Currently there are two jurisdictions in which the PCAOB are unable to audit, China and Hong Kong, despite a 2013 memorandum of understanding between the PCAOB and the Chinese government. The amendments require foreign issuers of securities to prove they are not owned or controlled by a governmental entity, in the case that they are audited by their domestic accounting firms, as well as certain additional disclosures in their annual reports.

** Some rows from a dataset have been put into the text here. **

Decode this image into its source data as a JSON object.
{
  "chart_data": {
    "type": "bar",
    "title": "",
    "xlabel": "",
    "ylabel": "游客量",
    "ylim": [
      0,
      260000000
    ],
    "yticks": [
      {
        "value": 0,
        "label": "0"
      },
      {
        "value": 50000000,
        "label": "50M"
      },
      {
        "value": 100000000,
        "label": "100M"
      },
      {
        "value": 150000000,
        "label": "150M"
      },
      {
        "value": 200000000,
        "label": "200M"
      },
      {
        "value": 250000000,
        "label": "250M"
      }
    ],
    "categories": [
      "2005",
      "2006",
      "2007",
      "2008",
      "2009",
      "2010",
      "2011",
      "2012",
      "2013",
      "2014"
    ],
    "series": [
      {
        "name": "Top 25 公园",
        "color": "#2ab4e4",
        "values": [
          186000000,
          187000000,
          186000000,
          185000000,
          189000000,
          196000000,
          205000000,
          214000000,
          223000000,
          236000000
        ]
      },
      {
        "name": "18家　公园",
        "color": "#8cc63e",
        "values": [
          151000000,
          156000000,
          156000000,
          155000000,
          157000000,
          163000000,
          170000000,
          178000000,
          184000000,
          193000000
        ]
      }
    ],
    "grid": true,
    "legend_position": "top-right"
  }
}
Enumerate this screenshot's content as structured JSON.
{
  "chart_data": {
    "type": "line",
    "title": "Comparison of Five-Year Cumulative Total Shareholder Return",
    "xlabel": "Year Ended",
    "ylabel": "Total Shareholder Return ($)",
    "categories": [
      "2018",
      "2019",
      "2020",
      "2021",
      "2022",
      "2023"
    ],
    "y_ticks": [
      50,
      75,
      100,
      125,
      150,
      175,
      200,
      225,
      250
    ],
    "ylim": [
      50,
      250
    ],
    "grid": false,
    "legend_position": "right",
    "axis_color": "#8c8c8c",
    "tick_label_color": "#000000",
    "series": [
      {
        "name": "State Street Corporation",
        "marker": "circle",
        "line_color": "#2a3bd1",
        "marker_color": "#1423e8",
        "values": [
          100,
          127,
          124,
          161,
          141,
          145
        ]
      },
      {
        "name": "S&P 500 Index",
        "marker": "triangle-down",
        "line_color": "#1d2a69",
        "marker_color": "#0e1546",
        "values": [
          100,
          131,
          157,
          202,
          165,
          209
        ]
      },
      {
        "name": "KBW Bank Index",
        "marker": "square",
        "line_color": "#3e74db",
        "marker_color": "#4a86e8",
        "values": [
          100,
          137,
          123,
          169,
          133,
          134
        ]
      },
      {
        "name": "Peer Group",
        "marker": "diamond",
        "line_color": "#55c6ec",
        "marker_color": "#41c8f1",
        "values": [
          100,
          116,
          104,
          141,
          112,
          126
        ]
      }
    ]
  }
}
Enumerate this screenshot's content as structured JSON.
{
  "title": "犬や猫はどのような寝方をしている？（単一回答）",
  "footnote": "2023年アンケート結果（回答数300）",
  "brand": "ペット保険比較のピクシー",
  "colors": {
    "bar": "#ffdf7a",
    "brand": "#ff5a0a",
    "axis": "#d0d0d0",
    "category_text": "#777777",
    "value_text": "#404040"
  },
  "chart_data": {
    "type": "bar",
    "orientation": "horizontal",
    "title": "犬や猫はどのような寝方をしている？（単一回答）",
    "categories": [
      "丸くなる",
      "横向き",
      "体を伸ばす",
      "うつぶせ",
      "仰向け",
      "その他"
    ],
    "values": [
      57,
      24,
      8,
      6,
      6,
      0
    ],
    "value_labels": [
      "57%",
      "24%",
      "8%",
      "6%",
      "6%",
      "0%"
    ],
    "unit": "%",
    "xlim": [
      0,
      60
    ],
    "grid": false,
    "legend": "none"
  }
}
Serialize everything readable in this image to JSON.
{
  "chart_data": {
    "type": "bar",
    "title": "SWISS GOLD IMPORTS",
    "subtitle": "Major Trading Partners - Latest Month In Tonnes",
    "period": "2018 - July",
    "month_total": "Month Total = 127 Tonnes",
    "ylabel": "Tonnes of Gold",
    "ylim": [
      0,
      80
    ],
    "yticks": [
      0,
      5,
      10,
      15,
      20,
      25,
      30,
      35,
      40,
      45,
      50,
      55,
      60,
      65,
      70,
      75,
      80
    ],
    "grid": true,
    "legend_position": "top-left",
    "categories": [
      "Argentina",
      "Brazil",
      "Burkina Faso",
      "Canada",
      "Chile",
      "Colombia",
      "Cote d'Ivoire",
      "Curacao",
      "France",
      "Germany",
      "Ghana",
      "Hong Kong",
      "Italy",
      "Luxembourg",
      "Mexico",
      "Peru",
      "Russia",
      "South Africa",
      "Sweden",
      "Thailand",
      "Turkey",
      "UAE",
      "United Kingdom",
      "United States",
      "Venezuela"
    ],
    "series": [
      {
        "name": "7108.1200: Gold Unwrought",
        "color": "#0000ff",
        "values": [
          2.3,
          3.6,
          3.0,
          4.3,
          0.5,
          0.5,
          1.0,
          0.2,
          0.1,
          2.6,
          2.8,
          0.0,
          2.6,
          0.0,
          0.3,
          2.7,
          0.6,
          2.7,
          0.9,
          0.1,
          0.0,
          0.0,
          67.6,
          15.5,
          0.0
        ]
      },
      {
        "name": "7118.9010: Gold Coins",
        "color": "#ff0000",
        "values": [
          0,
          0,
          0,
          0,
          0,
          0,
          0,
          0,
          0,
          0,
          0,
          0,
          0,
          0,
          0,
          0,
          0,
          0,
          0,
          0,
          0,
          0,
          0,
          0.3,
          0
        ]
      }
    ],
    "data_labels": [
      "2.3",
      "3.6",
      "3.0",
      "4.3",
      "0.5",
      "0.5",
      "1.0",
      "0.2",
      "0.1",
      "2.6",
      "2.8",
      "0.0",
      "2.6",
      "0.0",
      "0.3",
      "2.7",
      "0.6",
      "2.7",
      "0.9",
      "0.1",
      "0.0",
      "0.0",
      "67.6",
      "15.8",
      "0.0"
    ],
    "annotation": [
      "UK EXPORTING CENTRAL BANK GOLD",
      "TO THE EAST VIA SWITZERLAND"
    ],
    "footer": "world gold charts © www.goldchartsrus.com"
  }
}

“This lack of compliance with international audit inspections calls into question the reliability of the corporate financial statements guiding valuation and investment,” noted the US-China Economic and Security review Commission, in a May 2021 report. “The case of Luckin Coffee illustrates the risks. In presenting information to support its initial public offering, Luckin manipulated critical revenue, operations and customer traffic data. During its IPO, shares traded at $17 raising $561 million in capital. Luckin’s peak market capitalization was $12 billion, with shares trading at just over $50. Within weeks of the disclosure of falsified information, the stock collapsed ultimately leading to losses for investors and its delisting from NASDAQ.”
According to the US-China Economic and Security review Commission as of May 5, 2021 there were 248 Chinese companies listed on the NYSE, NASDAQ and NYSE American, the three largest US exchanges, with a total market capitalization of $2.1 trillion.